Based on the results of the Preliminary Compatibility Test, the test item was dissolved in Dimethyl sulfoxide. Concentrations of 5000; 2500; 1000; 316; 100; 31.6 and 10 µg/plate were examined in the Preliminary Range Finding Test in Salmonella typhimurium TA98 and TA100 tester strains. Based on the results of the Range Finding Test, the test item concentrations in Assay 1 and Assay 2 were 5000, 1581, 500, 158.1, 50, 15.81, 5 and 1.581 μg/plate, in Assay 3 were 500, 158.1, 50, 15.81, 5, 1.581, 0.5 and 0.1581 μg/plate.

 

In main tests, the number of revertant colonies did not show any biologically relevant increase compared to the solvent control. There were no dose-related trends and no indication of any treatment-related effect.

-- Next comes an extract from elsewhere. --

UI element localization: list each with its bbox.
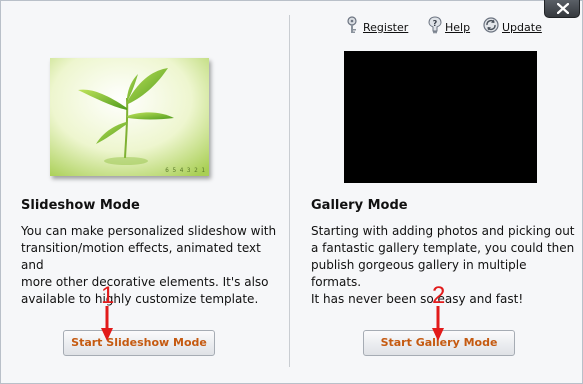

No precipitate was observed in the main tests in all examined bacterial strains with and without metabolic activation.

 

 Slightly reduced background lawn was detected in Assay 1 in all examined Salmonella typhimurium strains with and/or without metabolic activation on the plates at the concentration levels of 5000, 1581 and 500 µg/plate. Reduced/slightly reduced background lawn was detected in Assay 2 in all examined bacterial strains with metabolic activation on the plates at the concentration levels of 5000, 1581 and/or 500 µg/plate. The same effect was detected in Assay 3 in all examined bacterial strains without metabolic activation on the plates at the concentration levels of 500 and 158.1 µg/plate.

 

The mean values of revertant colonies of the negative (vehicle/solvent) control plates were within the historical control range, the reference mutagens showed the expected increase in the number of revertant colonies, the viability of the bacterial cells was checked by a plating experiment in each test. At least five analysable concentrations were presented in all strains of the main tests, the examined concentration range was considered to be adequate. The study was considered to be valid.

 

The reported data of this mutagenicity assay show that under the experimental conditions applied the test item did not induce gene mutations by base pair changes or frameshifts in the genome of the strains used.

 

In conclusion, the test item Reaction mass of 2-methylbutyl butyrate and pentyl butyrate had no mutagenic activity on the applied bacterial strains under the test conditions used in this study.

Endpoint conclusion

Endpoint conclusion:

no adverse effect observed (negative)

Genetic toxicity in vivo

Endpoint conclusion

Endpoint conclusion:

no study available

Additional information

Justification for classification or non-classification

The in vitro test for bacterial mutagenicity is validated, and the results are suitable for use as the basis for classification according to the UN GHS categories. The results of the test presented in this section indicate that the registered substance does not meet the criteria for mutagenicity in accordance with the Classification, Labelling, and Packaging (CLP) regulation (1272/2008). Further in vitro testing is recommended at the next tonnage band in accordance with the requirements of REACH (1907/2006).